Ein Artikel von Niels Kadritzke

Für die zweiten Parlamentswahlen, die Griechenland innerhalb von zwei Monaten erlebt, sagen die Demoskopen einen knappen Ausgang voraus. Nach den letzten Umfragen, die Anfang Juni veröffentlicht wurden (seitdem dürfen keine mehr publiziert werden) liegen die konservative Nea Dimokratia und die linke Syriza Kopf an Kopf und weit vor allen anderen Parteien. Beiden wird für die Wahl am Sonntag ein Stimmanteil von 25 und 30 Prozent prognostiziert; in einer Umfrage liegt die Syriza sogar über 30 Prozent und um vier Prozent vor der ND. Von Niels Kadritzke

Zwar könnten sich die Meinungsforscher dieses Mal genau so täuschen wie mit ihren Prognosen für die ersten Wahlen vom 6. Mai, als keine Umfrage den zweiten Platz der Syriza vorausgesagt hatte (die mit 16, 8 Prozent nur zwei Prozent hinter der ND zurück lag).

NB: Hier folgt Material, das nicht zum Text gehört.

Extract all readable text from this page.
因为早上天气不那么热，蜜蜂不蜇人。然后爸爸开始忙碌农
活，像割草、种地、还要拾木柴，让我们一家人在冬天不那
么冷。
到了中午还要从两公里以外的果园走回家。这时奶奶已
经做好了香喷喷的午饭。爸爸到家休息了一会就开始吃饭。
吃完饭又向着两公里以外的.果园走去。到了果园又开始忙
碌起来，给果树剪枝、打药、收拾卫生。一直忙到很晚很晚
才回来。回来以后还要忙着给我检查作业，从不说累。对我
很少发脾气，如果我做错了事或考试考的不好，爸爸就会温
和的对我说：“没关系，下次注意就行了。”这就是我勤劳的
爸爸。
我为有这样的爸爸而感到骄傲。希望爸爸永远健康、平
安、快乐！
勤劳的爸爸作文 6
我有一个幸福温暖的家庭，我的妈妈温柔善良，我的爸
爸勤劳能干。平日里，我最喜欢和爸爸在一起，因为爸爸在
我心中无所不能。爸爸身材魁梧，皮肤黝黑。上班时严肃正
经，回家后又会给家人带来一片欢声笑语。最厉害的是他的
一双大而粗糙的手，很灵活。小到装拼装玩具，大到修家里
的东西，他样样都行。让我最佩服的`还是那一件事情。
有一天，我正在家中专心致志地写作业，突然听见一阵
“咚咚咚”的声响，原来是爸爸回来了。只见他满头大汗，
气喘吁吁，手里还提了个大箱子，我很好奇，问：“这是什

Aber es wäre keinesfalls eine Überraschung, wenn am Sonntag Abend die Linkspartei vor der ND liegen und damit die 50 Bonussitze für die stärkste Partei verbuchen könnte.

Auch in diesem Fall wäre eine linke Regierung allerdings noch keineswegs beschlossene Sache, weil die Syriza auf keinen Fall die absolute Mehrheit von 151 Sitzen im Parlament erreichen kann. Sie wäre also entweder auf einen Koalitionspartner angewiesen oder auf die Tolerierung durch andere Parteien. Wie wahrscheinlich diese beiden Fälle sind, werde ich weiter unten darstellen. Doch selbst wenn eine linke Regierung zustände käme, würde diese vor denselben Problemen stehen wie ihre Vorgänger. Die entscheidende Frage lautet daher, wie die Syriza mit dem „Realitätsschock“ umgehen würde, dem sie „in der Verantwortung“ ausgesetzt wäre. Zumal sie im Wahlkampf die Aufkündigung der Sparprogramme versprochen und damit Hoffnungen geweckt hat, die sich nur sehr schwer werden einlösen lassen. Auch dazu unten mehr.

Die Sieger vom 6. Mai werden noch besser abschneiden

Fest steht in jedem Fall, dass die ND wie die Syriza ihren Stimmenanteil vom 6. Mai noch ausbauen werden. Und zwar in beiden Fällen auf Kosten der kleinen Parteien, die beim letzten Mal überraschend stark abgeschnitten haben, und der Wahlabstinenzler (zuletzt 35 Prozent). Die ND wird einen Teil der Wähler zurückerobern, die am 6. Mai für die „Unabhängigen Hellenen“ gestimmt haben, denen die Umfragen nur noch 5 bis 6 Prozent (nach zuvor 11 Prozent) voraussagen. Die Partei des Rechtspopulisten Panos Kammenos hat sich inzwischen selbst entzaubert: Obwohl der eifernde Nationalist im Wahlkampf geschworen hatte, niemals mit den „Parteien des Memorandums“ zusammen zu arbeiten („nur über meine Leiche“), bot er sich den anderen Parteien nach dem 6. Mai als Koalitionspartner an, vorausgesetzt man gibt ihm das Amt des Verteidigungsministers. Damit hat er sich in den Augen vieler seiner Wähler eben doch als Holz vom Stamme der alten, klientelistischen Rechten erwiesen.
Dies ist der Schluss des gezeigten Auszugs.